Sylvia Lorena, gerente de Relações do Trabalho da CNI
Quais os impactos da terceirização no mercado de trabalho e na economia?
Não temos dados específicos, mas fizemos uma sondagem que nos mostrou o quanto a regulamentação é importante para as empresas. Até agora, o maior obstáculo era a falta de um marco legal que estabelecesse segurança jurídica. Tínhamos apenas uma súmula da Justiça do Trabalho que permitia a terceirização apenas da atividade-meio.
De que forma a terceirização da atividade-fim beneficia as empresas?
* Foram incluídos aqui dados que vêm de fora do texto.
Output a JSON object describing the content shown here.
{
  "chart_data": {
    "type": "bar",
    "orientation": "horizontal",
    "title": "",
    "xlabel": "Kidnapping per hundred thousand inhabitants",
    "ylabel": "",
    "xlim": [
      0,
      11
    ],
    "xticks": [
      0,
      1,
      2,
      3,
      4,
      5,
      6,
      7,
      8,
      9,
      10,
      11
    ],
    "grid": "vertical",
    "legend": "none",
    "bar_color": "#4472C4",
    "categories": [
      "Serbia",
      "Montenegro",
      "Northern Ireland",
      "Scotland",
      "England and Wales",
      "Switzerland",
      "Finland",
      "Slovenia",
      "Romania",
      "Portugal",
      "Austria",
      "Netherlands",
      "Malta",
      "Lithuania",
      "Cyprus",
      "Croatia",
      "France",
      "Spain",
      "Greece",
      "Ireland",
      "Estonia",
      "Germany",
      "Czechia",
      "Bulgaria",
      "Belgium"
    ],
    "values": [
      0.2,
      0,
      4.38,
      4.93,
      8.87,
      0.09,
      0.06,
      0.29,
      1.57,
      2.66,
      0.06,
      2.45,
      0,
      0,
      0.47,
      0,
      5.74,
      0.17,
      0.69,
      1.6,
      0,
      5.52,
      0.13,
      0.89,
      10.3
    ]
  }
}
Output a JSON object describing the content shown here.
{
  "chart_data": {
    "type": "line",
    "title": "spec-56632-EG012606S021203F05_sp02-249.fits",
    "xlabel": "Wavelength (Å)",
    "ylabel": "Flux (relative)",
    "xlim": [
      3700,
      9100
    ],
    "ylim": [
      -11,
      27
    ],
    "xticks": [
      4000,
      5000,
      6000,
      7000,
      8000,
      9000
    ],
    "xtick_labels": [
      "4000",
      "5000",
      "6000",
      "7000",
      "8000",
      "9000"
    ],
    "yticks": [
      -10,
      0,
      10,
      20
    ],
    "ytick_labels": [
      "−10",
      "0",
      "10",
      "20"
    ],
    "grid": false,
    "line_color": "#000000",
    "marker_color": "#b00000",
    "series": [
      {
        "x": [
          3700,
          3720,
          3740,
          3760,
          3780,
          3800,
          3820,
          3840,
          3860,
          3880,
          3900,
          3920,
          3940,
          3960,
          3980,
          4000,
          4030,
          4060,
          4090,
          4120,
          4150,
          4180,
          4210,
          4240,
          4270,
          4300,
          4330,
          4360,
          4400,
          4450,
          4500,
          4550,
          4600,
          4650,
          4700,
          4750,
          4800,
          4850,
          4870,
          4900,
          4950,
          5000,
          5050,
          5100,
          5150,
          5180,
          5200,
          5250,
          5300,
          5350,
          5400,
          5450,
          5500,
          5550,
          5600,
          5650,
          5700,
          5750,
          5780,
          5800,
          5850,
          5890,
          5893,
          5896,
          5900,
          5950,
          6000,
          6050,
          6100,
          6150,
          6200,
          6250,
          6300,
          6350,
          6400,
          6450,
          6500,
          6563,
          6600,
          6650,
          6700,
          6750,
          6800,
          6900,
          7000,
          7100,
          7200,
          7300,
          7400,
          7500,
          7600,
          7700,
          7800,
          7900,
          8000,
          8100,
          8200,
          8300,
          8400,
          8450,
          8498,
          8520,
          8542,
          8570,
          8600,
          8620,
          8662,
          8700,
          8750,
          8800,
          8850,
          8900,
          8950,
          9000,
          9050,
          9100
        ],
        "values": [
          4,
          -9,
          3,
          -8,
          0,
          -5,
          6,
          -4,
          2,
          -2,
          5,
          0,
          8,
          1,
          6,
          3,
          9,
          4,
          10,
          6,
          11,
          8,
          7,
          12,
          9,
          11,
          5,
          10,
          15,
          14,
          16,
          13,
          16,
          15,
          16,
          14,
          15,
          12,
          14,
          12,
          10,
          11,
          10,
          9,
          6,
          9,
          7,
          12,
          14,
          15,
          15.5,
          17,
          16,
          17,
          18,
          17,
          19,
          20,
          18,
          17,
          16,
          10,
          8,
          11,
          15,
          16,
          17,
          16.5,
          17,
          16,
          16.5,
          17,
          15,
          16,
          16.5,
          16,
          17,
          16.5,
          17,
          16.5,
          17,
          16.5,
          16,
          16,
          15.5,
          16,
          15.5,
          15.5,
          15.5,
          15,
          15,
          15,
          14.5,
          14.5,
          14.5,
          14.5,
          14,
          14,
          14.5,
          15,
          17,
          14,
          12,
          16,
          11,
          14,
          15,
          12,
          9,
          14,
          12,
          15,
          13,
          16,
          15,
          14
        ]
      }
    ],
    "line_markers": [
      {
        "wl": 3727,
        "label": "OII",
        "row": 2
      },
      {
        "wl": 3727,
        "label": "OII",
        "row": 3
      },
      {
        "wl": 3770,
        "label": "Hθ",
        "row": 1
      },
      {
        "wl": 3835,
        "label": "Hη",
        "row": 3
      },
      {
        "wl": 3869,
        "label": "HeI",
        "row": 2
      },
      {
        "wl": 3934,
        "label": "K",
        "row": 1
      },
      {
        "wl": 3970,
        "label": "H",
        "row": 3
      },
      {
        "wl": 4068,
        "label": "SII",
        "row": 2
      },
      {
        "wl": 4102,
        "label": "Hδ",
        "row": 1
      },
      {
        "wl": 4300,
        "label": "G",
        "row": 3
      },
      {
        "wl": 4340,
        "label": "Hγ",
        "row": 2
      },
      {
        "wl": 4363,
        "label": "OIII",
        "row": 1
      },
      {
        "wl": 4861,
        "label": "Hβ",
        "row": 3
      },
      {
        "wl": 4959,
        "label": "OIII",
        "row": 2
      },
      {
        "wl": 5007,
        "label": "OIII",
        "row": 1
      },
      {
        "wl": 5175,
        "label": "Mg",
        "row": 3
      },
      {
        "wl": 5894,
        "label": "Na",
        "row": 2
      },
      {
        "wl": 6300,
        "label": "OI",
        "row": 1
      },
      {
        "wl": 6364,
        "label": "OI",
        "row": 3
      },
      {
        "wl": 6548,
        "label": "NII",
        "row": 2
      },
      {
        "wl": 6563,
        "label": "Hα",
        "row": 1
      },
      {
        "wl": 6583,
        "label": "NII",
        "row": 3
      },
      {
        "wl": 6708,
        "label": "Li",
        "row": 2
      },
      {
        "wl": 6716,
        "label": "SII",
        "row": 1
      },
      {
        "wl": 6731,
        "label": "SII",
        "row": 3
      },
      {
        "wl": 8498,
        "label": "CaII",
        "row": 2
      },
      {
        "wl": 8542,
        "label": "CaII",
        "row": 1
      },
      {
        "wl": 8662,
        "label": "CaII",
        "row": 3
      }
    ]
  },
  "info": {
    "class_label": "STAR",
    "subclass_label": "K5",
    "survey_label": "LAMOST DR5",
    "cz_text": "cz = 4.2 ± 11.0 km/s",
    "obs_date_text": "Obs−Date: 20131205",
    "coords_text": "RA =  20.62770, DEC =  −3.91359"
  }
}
Nunca houve definição do que é atividade-meio e do que é atividade-fim. Isso faz parte da estratégia das empresas. O que é meio para uma pode ser fim para outra. Uma indústria de suco de laranja, por exemplo, precisa plantar e colher a fruta. Esse serviço é atividade-meio ou fim? Existe jurisprudência dizendo que é fim, o que impede a indústria de contratar um pequeno agricultor para plantar e colher as laranjas. A regulamentação coloca fim nessa discussão e beneficia a empresa porque faz da terceirização uma forma de gestão do próprio processo produtivo. O empresário escolhe o que vai fazer por conta própria.
Quais são os efeitos para o trabalhador?
A terceirização já é uma realidade hoje no Brasil. Nenhuma empresa faz nada sozinha. Com uma legislação mais clara e objetiva, teremos um melhor ambiente de negócios. A regulamentação gera investimentos e mais e melhores empregos. Uma empresa competitiva produz mais e precisa de mais colaboradores. Além do mais, não se exclui a proteção dos trabalhadores, que continuarão com carteira assinada, 13º, férias e FGTS.
A terceirização não favorece a contratação de trabalhadores na forma de pessoa jurídica, a chamada pejotização?
A terceirização não é intermediação de mão de obra, nem pejotização. É uma parceria pela qual você transfere para outra empresa parte do processo produtivo. Você contrata um serviço. Não favorece a pejotização, até porque ela já existe. Pela terceirização, a micro ou pequena empresa contratada tem autonomia para exercer o serviço. Já um PJ, se está cumprindo horário, obedecendo ordens e tem vínculo de subordinação com a empresa contratante, é fraude trabalhista. Os parâmetros da relação precisam estar claros no contrato de prestação de serviço.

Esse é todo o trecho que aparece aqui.